At some point over the past two or three years–I’m not sure when exactly–“virtue” became a dirty word on the American right. There’s not a little irony in this development. If there’s one commitment that is supposed to tie the various strands of American conservatism, it’s the cultivation of the human virtues–those habits of the human spirit that aim at its perfection: Prudence, justice, courage, and temperance, according to the classical definition.
But not anymore.
Maybe it’s because, for good and ill, the party of the right has tied its fate to Donald Trump, a figure seemingly out of one of those 19th-century novels that study the virtues by describing their absence in the protagonist’s soul (Vanity Fair comes to mind). Talk of temperance rings hollow when the president of the U.S. is so manifestly incapable of mastering his instinct for insult and vulgarity. The word “prudence” grates when the president turns to the most ham-fisted means for achieving even reasonable ends. And so on. Worse, some on the right have conflated “virtue signaling”–the moral preening of progressives about vegan food and feminist dating and so forth–with virtue as such.
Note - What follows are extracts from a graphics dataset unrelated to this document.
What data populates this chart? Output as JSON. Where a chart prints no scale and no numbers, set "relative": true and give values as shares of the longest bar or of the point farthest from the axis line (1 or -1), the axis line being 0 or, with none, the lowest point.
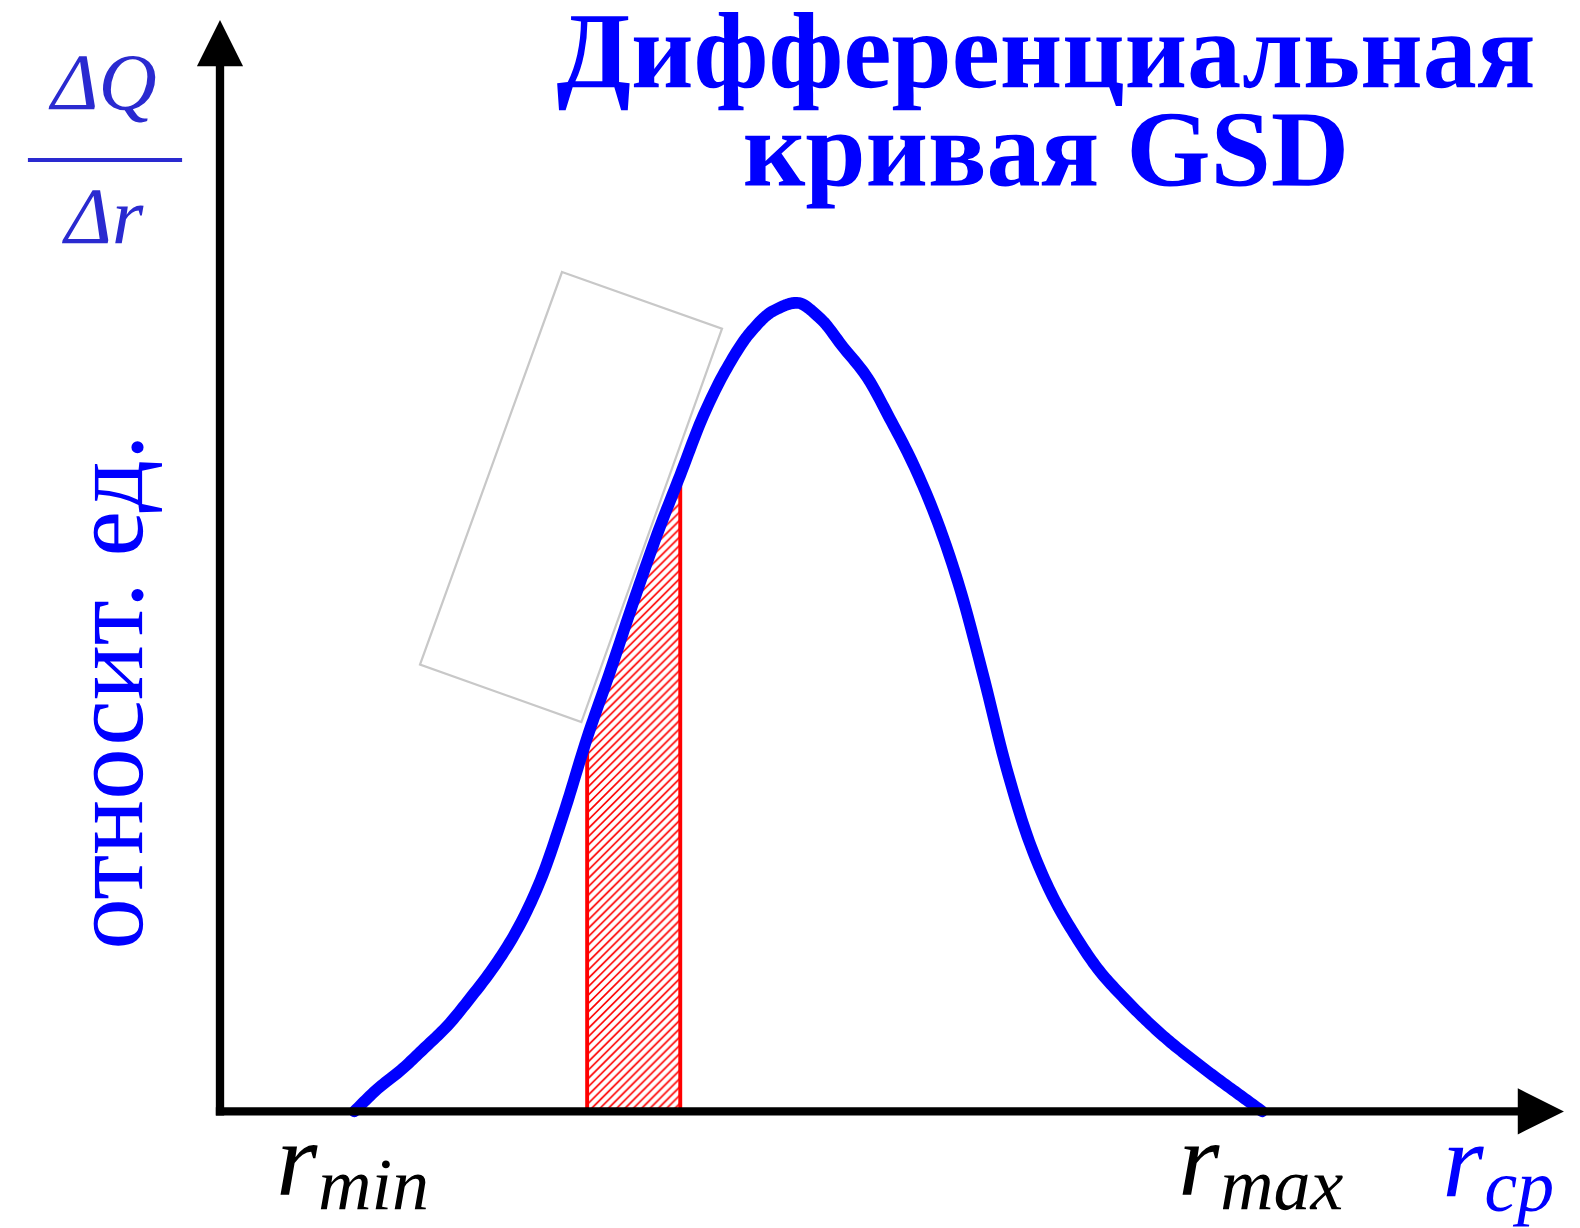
{
  "chart_data": {
    "type": "line",
    "title": "Дифференциальная\nкривая GSD",
    "xlabel": "r$_{ср}$",
    "ylabel": "относит. ед.",
    "annotations": [
      "ΔQ",
      "Δr"
    ],
    "categories": [
      "r$_{min}$",
      null,
      null,
      null,
      null,
      null,
      null,
      null,
      null,
      null,
      null,
      null,
      null,
      null,
      null,
      null,
      null,
      null,
      null,
      null,
      null,
      null,
      null,
      null,
      null,
      null,
      null,
      null,
      null,
      null,
      null,
      null,
      null,
      null,
      null,
      null,
      null,
      null,
      null,
      "r$_{max}$"
    ],
    "relative": true,
    "line_style": "solid",
    "series": [
      {
        "color": "#0000ff",
        "values": [
          0,
          0.028,
          0.051,
          0.078,
          0.106,
          0.141,
          0.179,
          0.225,
          0.286,
          0.369,
          0.462,
          0.545,
          0.631,
          0.713,
          0.787,
          0.861,
          0.919,
          0.963,
          0.99,
          1,
          0.981,
          0.945,
          0.909,
          0.857,
          0.801,
          0.733,
          0.648,
          0.541,
          0.426,
          0.333,
          0.266,
          0.216,
          0.174,
          0.142,
          0.113,
          0.087,
          0.064,
          0.042,
          0.021,
          0
        ]
      },
      {
        "type": "area",
        "color": "#ff0000",
        "values": [
          null,
          null,
          null,
          null,
          null,
          null,
          null,
          null,
          null,
          null,
          0.462,
          0.545,
          0.631,
          0.713,
          0.787,
          null,
          null,
          null,
          null,
          null,
          null,
          null,
          null,
          null,
          null,
          null,
          null,
          null,
          null,
          null,
          null,
          null,
          null,
          null,
          null,
          null,
          null,
          null,
          null,
          null
        ]
      }
    ]
  }
}
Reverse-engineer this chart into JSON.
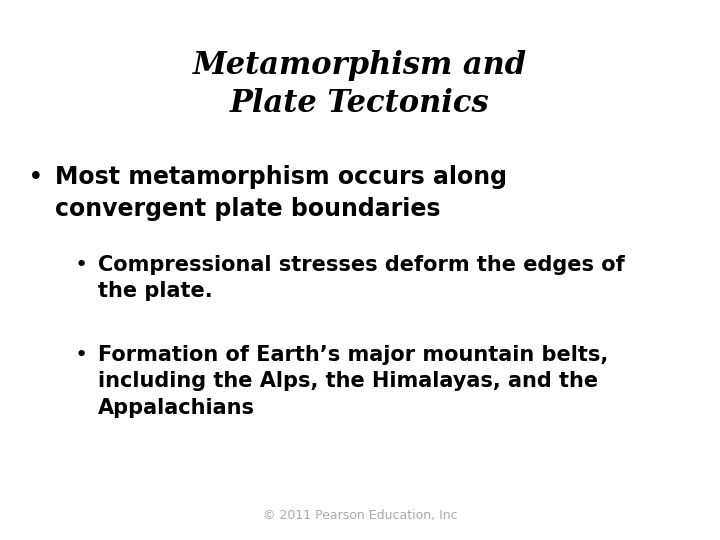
{
  "title_line1": "Metamorphism and",
  "title_line2": "Plate Tectonics",
  "bullet1_text": "Most metamorphism occurs along\nconvergent plate boundaries",
  "sub_bullet1_text": "Compressional stresses deform the edges of\nthe plate.",
  "sub_bullet2_text": "Formation of Earth’s major mountain belts,\nincluding the Alps, the Himalayas, and the\nAppalachians",
  "footer": "© 2011 Pearson Education, Inc",
  "bg_color": "#ffffff",
  "text_color": "#000000",
  "footer_color": "#aaaaaa",
  "title_fontsize": 22,
  "bullet_fontsize": 17,
  "sub_bullet_fontsize": 15,
  "footer_fontsize": 9
}
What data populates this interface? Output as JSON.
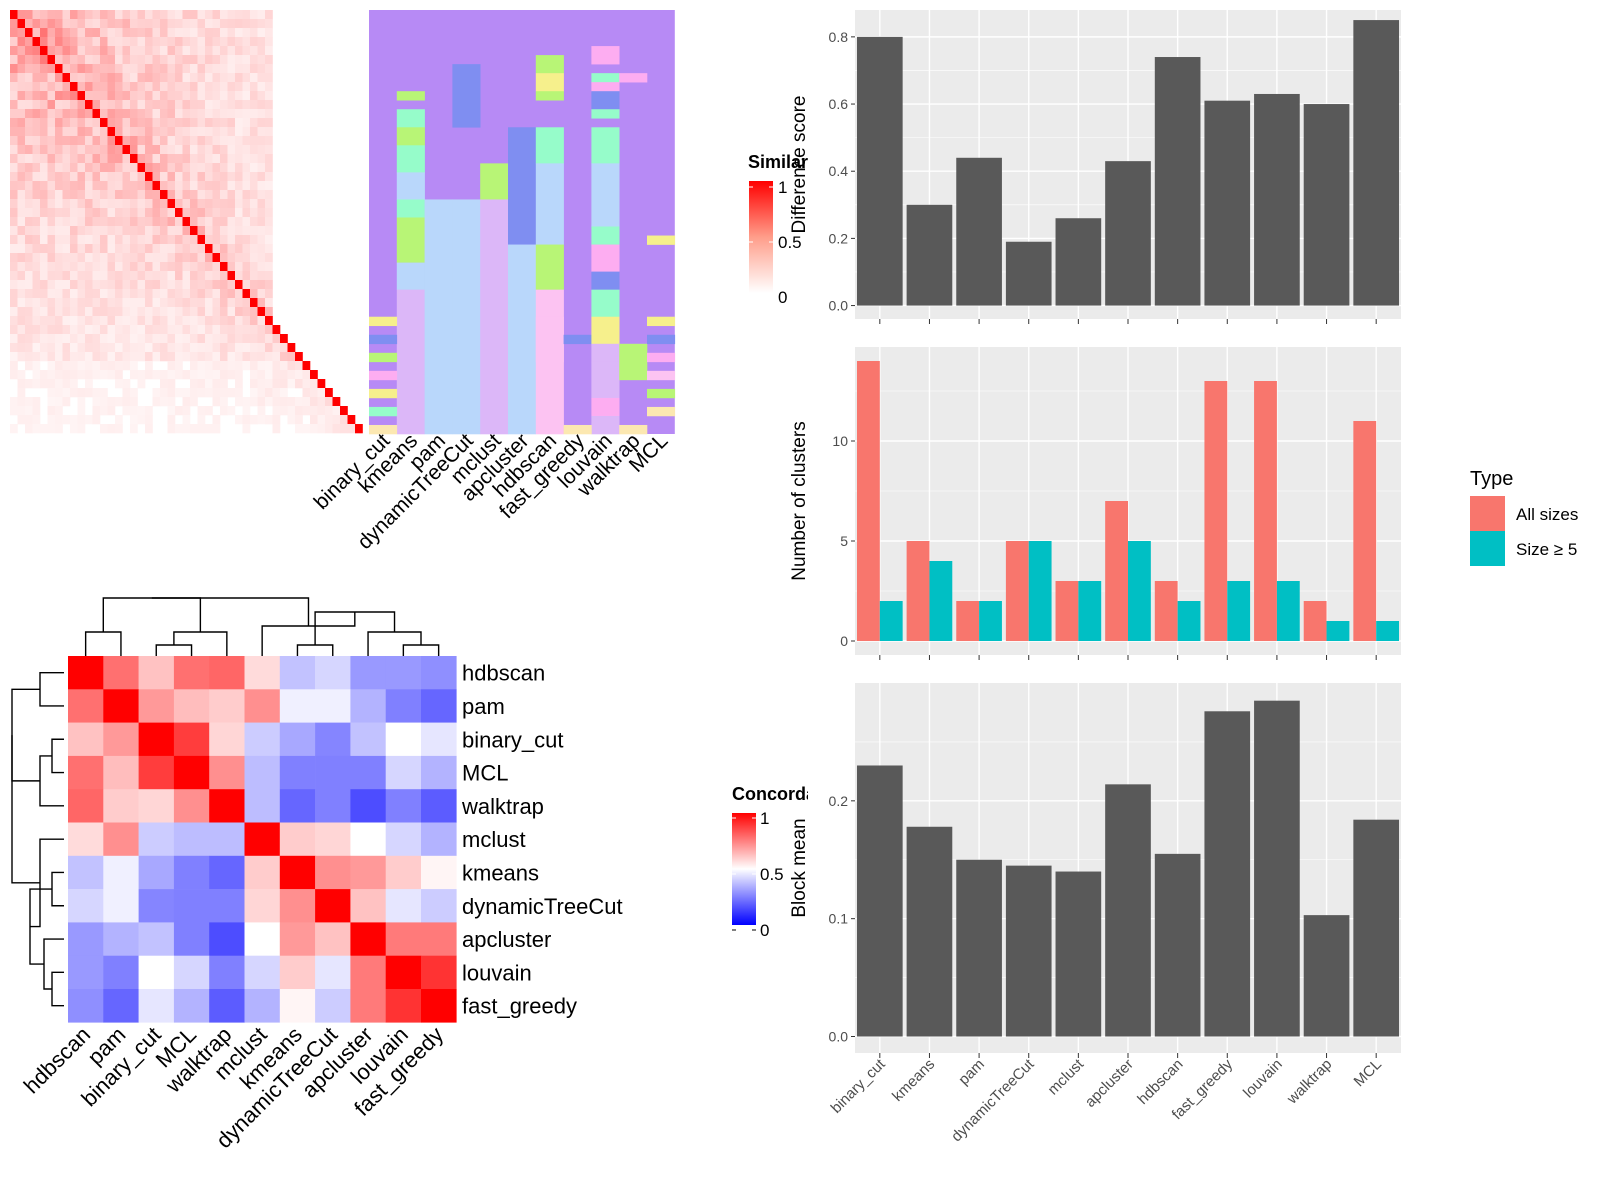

So it didn’t come as a surprise to me when an acquaintance, normally a sound conservative, accused me of having joined the “virtue vultures” over my objections to Trump’s treatment of illegal-immigrant children at the border. As COMMENTARY readers know, I have some sympathy with the immigration frustrations that catapulted Trump to the White House. Native populations in the West have a right to demand an orderly immigration system–to know who is crossing their borders and for what purpose. The liberal, transnationalist effort to erase borders is dangerous and, ultimately, futile. Let me stipulate, too, that a certain percentage of the children crossing the border are unaccompanied or accompanied by people other than their natural parents. No doubt, separation is necessary in some cases.
Nevertheless, the systematic, indiscriminate tearing asunder of natural families, even temporarily, is a grave wrong. As the Catholic University theologian Chad Pecknold has argued, “the separation of children from their parents—due to the fact that said parents may or may not be guilty of misdemeanors—is wicked. Regardless of differences of opinion on how to enforce real national borders, the intact family is the pre-political common good of all.” The state proceeds from the natural family. It can’t, and mustn’t, destroy its own building block: the family. This a matter of political justice. But Trump’s hard-line policy also runs afoul of prudence, since the public relations outcry makes it that much harder to forge a comprehensive solution to the immigration problem.
Justice. Prudence. Those pesky virtues. Those pesky virtue vultures.